Holly Herndon – Godmother

(2019)

To produce Godmother, Herndon fed her AI “baby” Spawn with percussion tracks by Planet Mu auteur Jlin, the artist she calls Spawn’s “godmother”. Spawn then performed Jlin’s tracks with its own version of Herndon’s voice, sometimes approaching recognisable words before careening into unintelligible babble.
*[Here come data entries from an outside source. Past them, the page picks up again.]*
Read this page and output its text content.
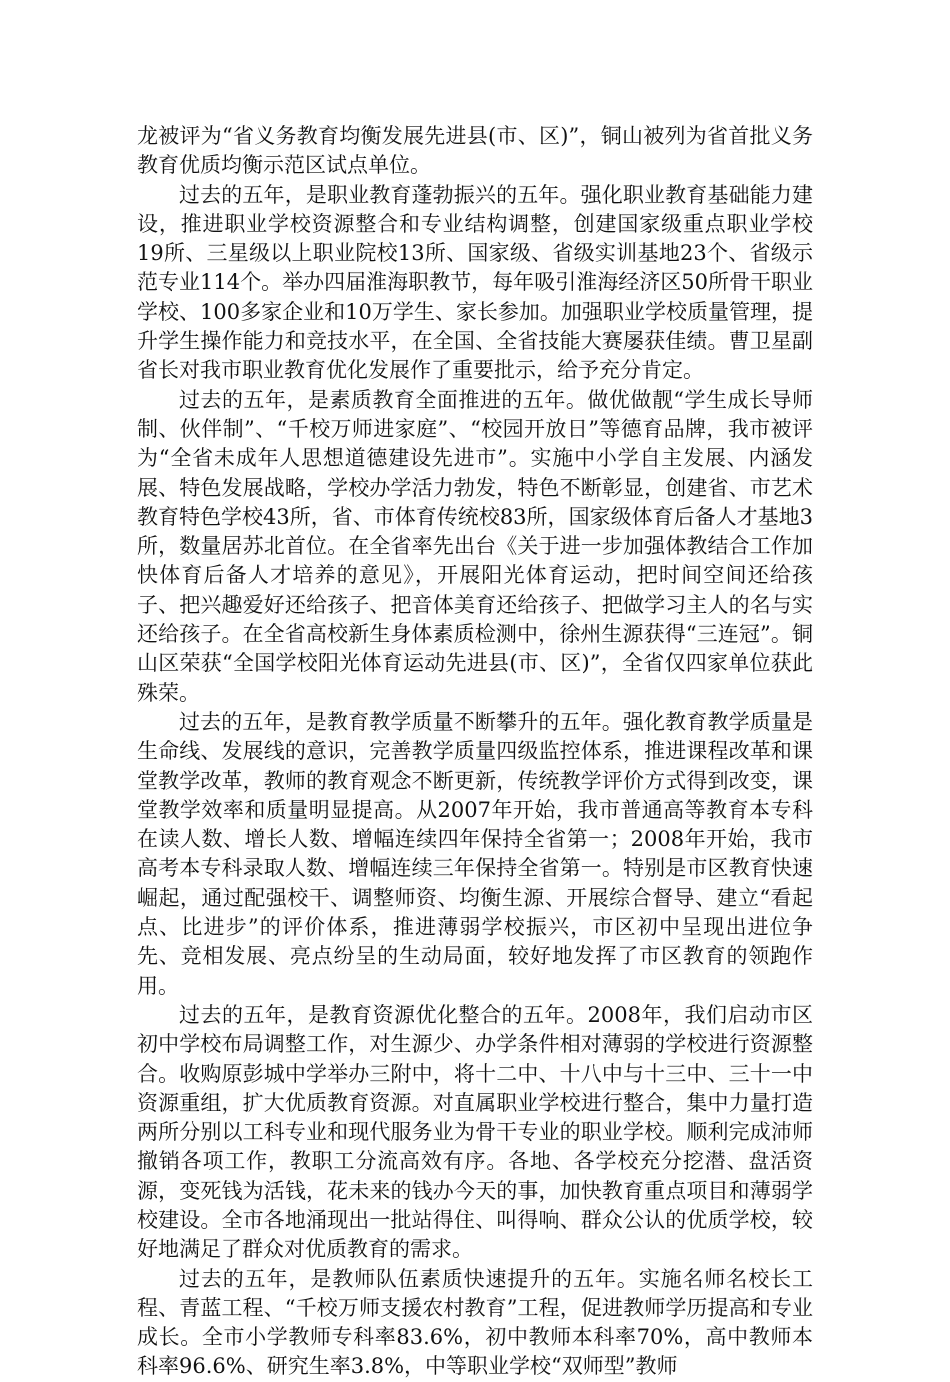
龙被评为“省义务教育均衡发展先进县(市、区)”，铜山被列为省首批义务教育优质均衡示范区试点单位。

过去的五年，是职业教育蓬勃振兴的五年。强化职业教育基础能力建设，推进职业学校资源整合和专业结构调整，创建国家级重点职业学校19所、三星级以上职业院校13所、国家级、省级实训基地23个、省级示范专业114个。举办四届淮海职教节，每年吸引淮海经济区50所骨干职业学校、100多家企业和10万学生、家长参加。加强职业学校质量管理，提升学生操作能力和竞技水平，在全国、全省技能大赛屡获佳绩。曹卫星副省长对我市职业教育优化发展作了重要批示，给予充分肯定。

过去的五年，是素质教育全面推进的五年。做优做靓“学生成长导师制、伙伴制”、“千校万师进家庭”、“校园开放日”等德育品牌，我市被评为“全省未成年人思想道德建设先进市”。实施中小学自主发展、内涵发展、特色发展战略，学校办学活力勃发，特色不断彰显，创建省、市艺术教育特色学校43所，省、市体育传统校83所，国家级体育后备人才基地3所，数量居苏北首位。在全省率先出台《关于进一步加强体教结合工作加快体育后备人才培养的意见》，开展阳光体育运动，把时间空间还给孩子、把兴趣爱好还给孩子、把音体美育还给孩子、把做学习主人的名与实还给孩子。在全省高校新生身体素质检测中，徐州生源获得“三连冠”。铜山区荣获“全国学校阳光体育运动先进县(市、区)”，全省仅四家单位获此殊荣。

过去的五年，是教育教学质量不断攀升的五年。强化教育教学质量是生命线、发展线的意识，完善教学质量四级监控体系，推进课程改革和课堂教学改革，教师的教育观念不断更新，传统教学评价方式得到改变，课堂教学效率和质量明显提高。从2007年开始，我市普通高等教育本专科在读人数、增长人数、增幅连续四年保持全省第一；2008年开始，我市高考本专科录取人数、增幅连续三年保持全省第一。特别是市区教育快速崛起，通过配强校干、调整师资、均衡生源、开展综合督导、建立“看起点、比进步”的评价体系，推进薄弱学校振兴，市区初中呈现出进位争先、竞相发展、亮点纷呈的生动局面，较好地发挥了市区教育的领跑作用。

过去的五年，是教育资源优化整合的五年。2008年，我们启动市区初中学校布局调整工作，对生源少、办学条件相对薄弱的学校进行资源整合。收购原彭城中学举办三附中，将十二中、十八中与十三中、三十一中资源重组，扩大优质教育资源。对直属职业学校进行整合，集中力量打造两所分别以工科专业和现代服务业为骨干专业的职业学校。顺利完成沛师撤销各项工作，教职工分流高效有序。各地、各学校充分挖潜、盘活资源，变死钱为活钱，花未来的钱办今天的事，加快教育重点项目和薄弱学校建设。全市各地涌现出一批站得住、叫得响、群众公认的优质学校，较好地满足了群众对优质教育的需求。

过去的五年，是教师队伍素质快速提升的五年。实施名师名校长工程、青蓝工程、“千校万师支援农村教育”工程，促进教师学历提高和专业成长。全市小学教师专科率83.6%，初中教师本科率70%，高中教师本科率96.6%、研究生率3.8%，中等职业学校“双师型”教师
Herndon, Jlin and Spawn are all equally credited on the track, acknowledging the AI’s capacity for independent creativity. Godmother represents the beginnings of Herndon’s utopian approach to deepfake vocal technology, now rapidly expanding through the Holly+ software project.

OpenAI – Jukebox

(2020)

OpenAI is an AI research company with a mission: to ensure that artificial intelligence “benefits all of humanity”. Their 2020 project Jukebox is an AI fed with over 1.2 million songs that can create raw audio files in the style of various performers and genres. A browse of the SoundCloud page created for the project shows minute-long clips that mimic well-loved performers: crooner pop in the style of Frank Sinatra; vintage jazz in the style of Ella Fitzgerald; funk metal in the style of Rage Against the Machine. Scarily accurate in some ways, the results are also shaky: melodies and harmonies seem to skip around undecidedly, as though you can hear the machine learning even as it produces. The Jukebox demonstrates the playful side of deepfake vocals but also hints at questions of intellectual property and artistic integrity – is Frank Sinatra really singing “human flesh for a sacrifice”?

Travis Bott – JACK PARK CANNY DOPE MAN

(2020)

Created by the digital agency Space150, Travis Bott is a deepfake that sounds like Travis Scott, and it does a startlingly good job of nailing his flow, AutoTuned vocals and arpeggiated melodies. The lyrics, however, are largely nonsense, as this song title suggests. Space150’s executive creative director Ned Lampert has revealed that Travis Bott often got stuck on the subject of food when generating fake lyrics: “There was one line like, ‘I don’t want to fuck your party food,’” he told AdWeek, “and we were just like, ‘What?!’” But Bott’s personalised lyrics show just how creative the machines can be on their own – and maybe one day the deepfake rapper will look back on these lyrics like you look back on the poems you wrote in primary school.

30 Hertz – [AI Music] What if Eminem wrote “My Name Is” in 2021?

(2021)

30 Hertz is an enigmatic producer whose deepfake vocal track of Eminem’s My Name Is has had over a million views on YouTube. Making the old Eminem rap about modern phenomena like Billie Eilish, K-pop girls and Donald Trump’s wig, the track offers the cleanest and smoothest deepfake vocals on this list. 30 Hertz says that he got into deepfakes as a way to get his favourite rappers to feature on his productions while keeping their voices as they were in their prime. What does it mean for musicians if they can be made to sing and dance on command? If a bored fan can resurrect the “old” Eminem at will, where does that leave the new Eminem?